China's ZTE hopes high-end phones will boost sales in 2015
The company asserts that the higher end of the market is central to its success.
Former CNET contributor Don Reisinger is a technology columnist who has covered everything from HDTVs to computers to Flowbee Haircut Systems. Besides his work with CNET, Don's work has been featured in a variety of other publications including PC World and a host of Ziff-Davis publications.
China-based phone maker ZTE believes the key to its future success is to take on flagship smartphones, according to a new report.
Speaking to Reuters in an interview published Monday, ZTE Executive Vice President Zeng Xuezong said that over the next couple of years, his company plans to invest in "more and more premium smartphones." He added that the devices, coupled with his firm's "brand awareness," could help ZTE become a stiff competitor to Apple and Samsung in China.
Although the main thrust of ZTE's smartphone efforts will focus on high-end devices for China, the US will also get a taste of the company in the coming year. Zeng said that ZTE plans to boost its US marketing budget this year by 100 percent.

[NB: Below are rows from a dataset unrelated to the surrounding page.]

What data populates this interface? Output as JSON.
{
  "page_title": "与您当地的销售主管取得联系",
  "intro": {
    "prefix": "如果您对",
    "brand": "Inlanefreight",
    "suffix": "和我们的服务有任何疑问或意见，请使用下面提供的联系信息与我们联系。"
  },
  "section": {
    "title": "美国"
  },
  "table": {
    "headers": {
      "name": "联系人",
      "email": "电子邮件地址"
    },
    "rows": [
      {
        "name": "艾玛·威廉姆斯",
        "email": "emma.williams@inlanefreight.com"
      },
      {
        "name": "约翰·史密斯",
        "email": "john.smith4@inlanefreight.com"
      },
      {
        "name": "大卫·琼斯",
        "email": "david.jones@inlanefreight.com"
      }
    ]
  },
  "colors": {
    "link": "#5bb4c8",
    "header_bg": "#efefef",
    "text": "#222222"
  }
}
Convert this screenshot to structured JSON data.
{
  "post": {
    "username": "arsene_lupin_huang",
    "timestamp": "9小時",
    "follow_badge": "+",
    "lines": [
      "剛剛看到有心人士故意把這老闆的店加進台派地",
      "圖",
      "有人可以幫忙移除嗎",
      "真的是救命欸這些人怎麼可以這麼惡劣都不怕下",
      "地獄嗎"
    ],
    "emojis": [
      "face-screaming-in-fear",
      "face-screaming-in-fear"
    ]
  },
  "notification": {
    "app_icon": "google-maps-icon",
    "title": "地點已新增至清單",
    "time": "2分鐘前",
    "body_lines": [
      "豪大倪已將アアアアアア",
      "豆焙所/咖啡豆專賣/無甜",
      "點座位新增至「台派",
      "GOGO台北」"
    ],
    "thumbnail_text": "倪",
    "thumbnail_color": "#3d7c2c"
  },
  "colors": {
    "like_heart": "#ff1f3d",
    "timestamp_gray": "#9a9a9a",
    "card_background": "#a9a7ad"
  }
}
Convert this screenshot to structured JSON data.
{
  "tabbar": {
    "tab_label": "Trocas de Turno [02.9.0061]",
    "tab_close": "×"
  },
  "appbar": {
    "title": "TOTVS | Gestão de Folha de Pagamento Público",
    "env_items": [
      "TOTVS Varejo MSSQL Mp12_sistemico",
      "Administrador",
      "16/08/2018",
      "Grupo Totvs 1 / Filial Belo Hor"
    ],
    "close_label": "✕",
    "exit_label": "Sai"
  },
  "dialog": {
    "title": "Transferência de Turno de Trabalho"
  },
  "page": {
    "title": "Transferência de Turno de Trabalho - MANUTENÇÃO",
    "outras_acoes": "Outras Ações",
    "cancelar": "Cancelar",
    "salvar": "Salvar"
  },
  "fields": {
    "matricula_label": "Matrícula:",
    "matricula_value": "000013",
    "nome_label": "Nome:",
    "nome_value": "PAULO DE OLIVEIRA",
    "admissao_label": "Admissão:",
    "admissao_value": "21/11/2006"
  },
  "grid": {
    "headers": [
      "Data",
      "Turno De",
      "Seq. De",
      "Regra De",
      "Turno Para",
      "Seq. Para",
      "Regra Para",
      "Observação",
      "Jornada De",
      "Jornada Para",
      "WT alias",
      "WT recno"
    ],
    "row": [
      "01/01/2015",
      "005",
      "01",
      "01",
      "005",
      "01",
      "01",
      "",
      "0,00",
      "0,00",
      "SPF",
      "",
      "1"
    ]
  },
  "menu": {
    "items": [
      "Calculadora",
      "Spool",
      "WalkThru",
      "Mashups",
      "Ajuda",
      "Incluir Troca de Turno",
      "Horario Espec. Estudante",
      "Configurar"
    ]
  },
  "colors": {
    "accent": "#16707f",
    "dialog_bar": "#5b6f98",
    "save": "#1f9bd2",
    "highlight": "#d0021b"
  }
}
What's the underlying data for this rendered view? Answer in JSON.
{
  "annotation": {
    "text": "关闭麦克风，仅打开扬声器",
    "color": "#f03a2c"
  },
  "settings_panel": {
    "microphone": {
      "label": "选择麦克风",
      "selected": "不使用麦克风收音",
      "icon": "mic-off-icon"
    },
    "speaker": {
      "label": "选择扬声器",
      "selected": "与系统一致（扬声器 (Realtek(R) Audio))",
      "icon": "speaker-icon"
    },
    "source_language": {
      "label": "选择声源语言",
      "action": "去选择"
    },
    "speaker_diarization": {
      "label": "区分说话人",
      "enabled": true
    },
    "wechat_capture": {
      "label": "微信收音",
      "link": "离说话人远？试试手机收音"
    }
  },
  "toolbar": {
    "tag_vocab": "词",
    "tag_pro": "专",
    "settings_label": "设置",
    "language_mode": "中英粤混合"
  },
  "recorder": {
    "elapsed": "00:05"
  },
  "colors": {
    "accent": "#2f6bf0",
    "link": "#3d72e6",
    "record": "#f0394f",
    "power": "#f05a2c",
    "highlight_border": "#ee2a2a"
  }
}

ZTE is the world's fourth-largest device-maker, thanks in large part to a massive customer base in China. China appears to be tops in the company's plans this year and next. At the same time, finding a home for its devices in the US has proven extremely difficult.
As CNET's Lynn La pointed out in February, ZTE has tried to make inroads into the US market over the past year, showcasing new devices, like the Grand S and the Nubia 5. However, neither device could attract carriers in the US, leaving ZTE with precious little brand awareness. The aforementioned investment plans could help ZTE attract more customers, but that's only if ZTE can get over its issues with the US government.
In 2012, ZTE and fellow China-based phone maker Huawei went before lawmakers to prove that they were not surreptitiously working on behalf of the Chinese government to provide an avenue for spying on the US through smartphones and telecommunications equipment.
Not long after the companies sat before congressional hearings, US lawmakers said consumers shouldn't even consider buying their products. Although the unrest died down in 2013, the shadow still looms large, and it's one that ZTE, which has consistently said is free from any relationship with the Chinese government, is trying to overcome with its brand awareness campaign.
It is possible, though, that a solid device could help overcome concerns. And according to Reuters, ZTE has some devices up its sleeve that the company believes will make for strong competitors to current high-end devices.
CNET has contacted ZTE for comment. We will update this story when we have more information.